Isn’t it ironic that the people who want to sell off public lands also want to stop and prevent people from selling their private land to wildlife and parks agencies? They bizarrely claim that public land’s mere existence is a de facto refutation of private property rights!

Oh c’mon! These armchair conservatives are the ones monkeying around with private property rights, when they try to stop sales of private land to public agencies.

They are “armchair conservatives” because these are people who do very little outside an air conditioned office. Maybe they ski at a ski slope with artificial snow as their outdoor lifestyle. But they do not hunt, trap, camp, canoe, fish, hike or do anything else indicating that red American blood flows in their veins. Nope, these are strictly dollars and cents on paper people, no real life experience. They’d sell you their grandma for ten bucks, too. No heart, no soul, just money money MONEY.

And that is how they see public lands: Easy money, easy development.

There is a useful story about money, I think it was about a mere thirty pieces of silver being accepted for giving up one’s soul. Something like that, with the point being that money and self enrichment isn’t our primary purpose in life, and that the people who singularly pursue these two goals are often soulless enemies of all that is good and wholesome.

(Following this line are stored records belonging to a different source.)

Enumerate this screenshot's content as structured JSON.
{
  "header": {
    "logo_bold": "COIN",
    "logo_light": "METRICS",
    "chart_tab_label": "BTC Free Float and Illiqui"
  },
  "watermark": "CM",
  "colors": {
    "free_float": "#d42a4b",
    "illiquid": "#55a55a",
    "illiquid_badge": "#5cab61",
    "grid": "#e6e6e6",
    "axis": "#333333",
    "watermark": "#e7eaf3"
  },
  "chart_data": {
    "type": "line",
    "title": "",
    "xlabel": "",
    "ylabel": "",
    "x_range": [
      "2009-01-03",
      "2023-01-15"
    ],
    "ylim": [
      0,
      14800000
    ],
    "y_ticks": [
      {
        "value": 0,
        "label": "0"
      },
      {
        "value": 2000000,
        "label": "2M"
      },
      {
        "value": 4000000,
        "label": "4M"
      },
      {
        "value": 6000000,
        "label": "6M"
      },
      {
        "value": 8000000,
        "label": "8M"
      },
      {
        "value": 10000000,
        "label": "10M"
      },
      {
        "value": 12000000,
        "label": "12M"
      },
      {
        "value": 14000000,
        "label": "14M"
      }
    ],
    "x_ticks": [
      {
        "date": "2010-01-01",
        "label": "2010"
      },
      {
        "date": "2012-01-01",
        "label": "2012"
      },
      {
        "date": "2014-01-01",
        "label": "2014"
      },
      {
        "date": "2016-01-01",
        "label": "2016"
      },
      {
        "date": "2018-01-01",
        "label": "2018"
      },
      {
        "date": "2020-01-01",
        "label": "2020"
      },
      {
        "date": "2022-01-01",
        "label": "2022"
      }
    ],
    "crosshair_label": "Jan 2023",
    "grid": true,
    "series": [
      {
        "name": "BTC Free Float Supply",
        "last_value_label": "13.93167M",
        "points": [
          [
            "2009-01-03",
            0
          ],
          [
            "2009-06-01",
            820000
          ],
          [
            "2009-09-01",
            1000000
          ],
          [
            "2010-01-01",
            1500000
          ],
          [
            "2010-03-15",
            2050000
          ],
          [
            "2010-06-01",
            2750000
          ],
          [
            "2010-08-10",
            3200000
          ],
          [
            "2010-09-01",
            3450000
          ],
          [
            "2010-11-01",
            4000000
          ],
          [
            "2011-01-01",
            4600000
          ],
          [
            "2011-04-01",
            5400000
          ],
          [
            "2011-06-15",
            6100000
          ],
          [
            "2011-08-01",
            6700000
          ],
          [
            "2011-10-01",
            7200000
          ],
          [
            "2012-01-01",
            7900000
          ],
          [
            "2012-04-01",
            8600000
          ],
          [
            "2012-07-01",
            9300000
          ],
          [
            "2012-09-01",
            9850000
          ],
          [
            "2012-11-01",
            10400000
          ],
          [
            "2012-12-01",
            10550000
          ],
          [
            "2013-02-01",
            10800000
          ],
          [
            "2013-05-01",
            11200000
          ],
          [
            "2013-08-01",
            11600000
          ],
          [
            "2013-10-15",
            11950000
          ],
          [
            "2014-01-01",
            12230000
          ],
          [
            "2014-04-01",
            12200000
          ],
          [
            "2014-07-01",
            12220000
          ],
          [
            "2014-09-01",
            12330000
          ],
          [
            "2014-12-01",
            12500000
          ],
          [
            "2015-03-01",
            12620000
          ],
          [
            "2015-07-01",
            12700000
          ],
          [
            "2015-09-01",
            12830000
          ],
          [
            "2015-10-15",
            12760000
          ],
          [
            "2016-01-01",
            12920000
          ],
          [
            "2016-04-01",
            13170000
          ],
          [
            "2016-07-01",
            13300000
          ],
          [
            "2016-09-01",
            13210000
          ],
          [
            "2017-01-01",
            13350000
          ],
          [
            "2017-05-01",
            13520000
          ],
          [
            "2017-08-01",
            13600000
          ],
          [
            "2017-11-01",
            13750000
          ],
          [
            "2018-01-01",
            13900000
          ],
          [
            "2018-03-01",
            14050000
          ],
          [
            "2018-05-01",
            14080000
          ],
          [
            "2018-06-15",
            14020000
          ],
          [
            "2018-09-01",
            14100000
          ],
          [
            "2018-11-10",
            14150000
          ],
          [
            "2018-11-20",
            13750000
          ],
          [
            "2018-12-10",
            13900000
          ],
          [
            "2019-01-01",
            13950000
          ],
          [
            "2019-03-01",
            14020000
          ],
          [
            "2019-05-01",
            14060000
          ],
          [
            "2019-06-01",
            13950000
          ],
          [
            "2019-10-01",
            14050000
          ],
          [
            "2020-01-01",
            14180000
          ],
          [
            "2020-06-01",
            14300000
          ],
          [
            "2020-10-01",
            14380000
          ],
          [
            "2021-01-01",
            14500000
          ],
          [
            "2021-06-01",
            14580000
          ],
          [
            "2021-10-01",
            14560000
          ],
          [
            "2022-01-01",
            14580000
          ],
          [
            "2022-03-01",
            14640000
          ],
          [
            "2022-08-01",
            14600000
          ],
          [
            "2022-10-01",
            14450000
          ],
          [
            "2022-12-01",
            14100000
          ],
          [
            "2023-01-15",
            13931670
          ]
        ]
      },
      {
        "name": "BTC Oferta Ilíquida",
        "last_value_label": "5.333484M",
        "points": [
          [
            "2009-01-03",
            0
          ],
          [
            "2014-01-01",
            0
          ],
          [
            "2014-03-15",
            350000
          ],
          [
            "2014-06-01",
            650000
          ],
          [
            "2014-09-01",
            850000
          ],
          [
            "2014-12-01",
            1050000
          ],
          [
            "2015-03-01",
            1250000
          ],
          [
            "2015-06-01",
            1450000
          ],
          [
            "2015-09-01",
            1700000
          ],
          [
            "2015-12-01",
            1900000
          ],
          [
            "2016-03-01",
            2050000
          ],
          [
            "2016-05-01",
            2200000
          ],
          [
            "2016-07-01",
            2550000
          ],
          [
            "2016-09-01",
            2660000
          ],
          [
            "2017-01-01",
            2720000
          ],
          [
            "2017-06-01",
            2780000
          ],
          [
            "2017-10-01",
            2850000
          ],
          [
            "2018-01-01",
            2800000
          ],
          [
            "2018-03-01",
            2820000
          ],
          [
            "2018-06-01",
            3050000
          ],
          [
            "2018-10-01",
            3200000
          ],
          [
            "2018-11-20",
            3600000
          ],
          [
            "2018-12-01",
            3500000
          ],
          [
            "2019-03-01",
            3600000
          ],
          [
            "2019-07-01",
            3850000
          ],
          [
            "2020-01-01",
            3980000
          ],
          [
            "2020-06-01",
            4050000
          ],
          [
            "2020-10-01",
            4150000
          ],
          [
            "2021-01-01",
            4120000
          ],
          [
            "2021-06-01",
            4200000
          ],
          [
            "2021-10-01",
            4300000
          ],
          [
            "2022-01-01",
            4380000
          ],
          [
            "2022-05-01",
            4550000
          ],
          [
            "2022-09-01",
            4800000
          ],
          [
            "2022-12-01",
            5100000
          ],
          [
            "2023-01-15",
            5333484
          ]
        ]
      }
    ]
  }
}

Several weeks ago the Pennsylvania Supreme Court held that a local park could not be taken from the taxpayers and sold to a developer to build homes on. You’d think this is a plainly obvious forehead-slapping fact, but it demonstrates that the effort to liquidate public lands is not just a Western phenomenon, but an East Coast idiot parade, too.

Fortunately, the new US Department of Interior secretary does not believe in selling off public lands, unlike the other candidate who was on her way to being nominated before this issue tripped her up with the Trump Administration. The new Interior secretary, Ryan Zinke, is a retired Navy SEAL, hunter, and Western outdoorsman. He knows personally how important public land is to the identity of Americans everywhere.

Let’s hope Zinke can help his fellow Republicans wake the hell up on this issue, that our public lands are not for sale, before these fools get a good dose of electoral comeuppance from the American people who are barbequeing, hiking, biking, camping, fishing, and star gazing on public lands from sea to shining sea right now.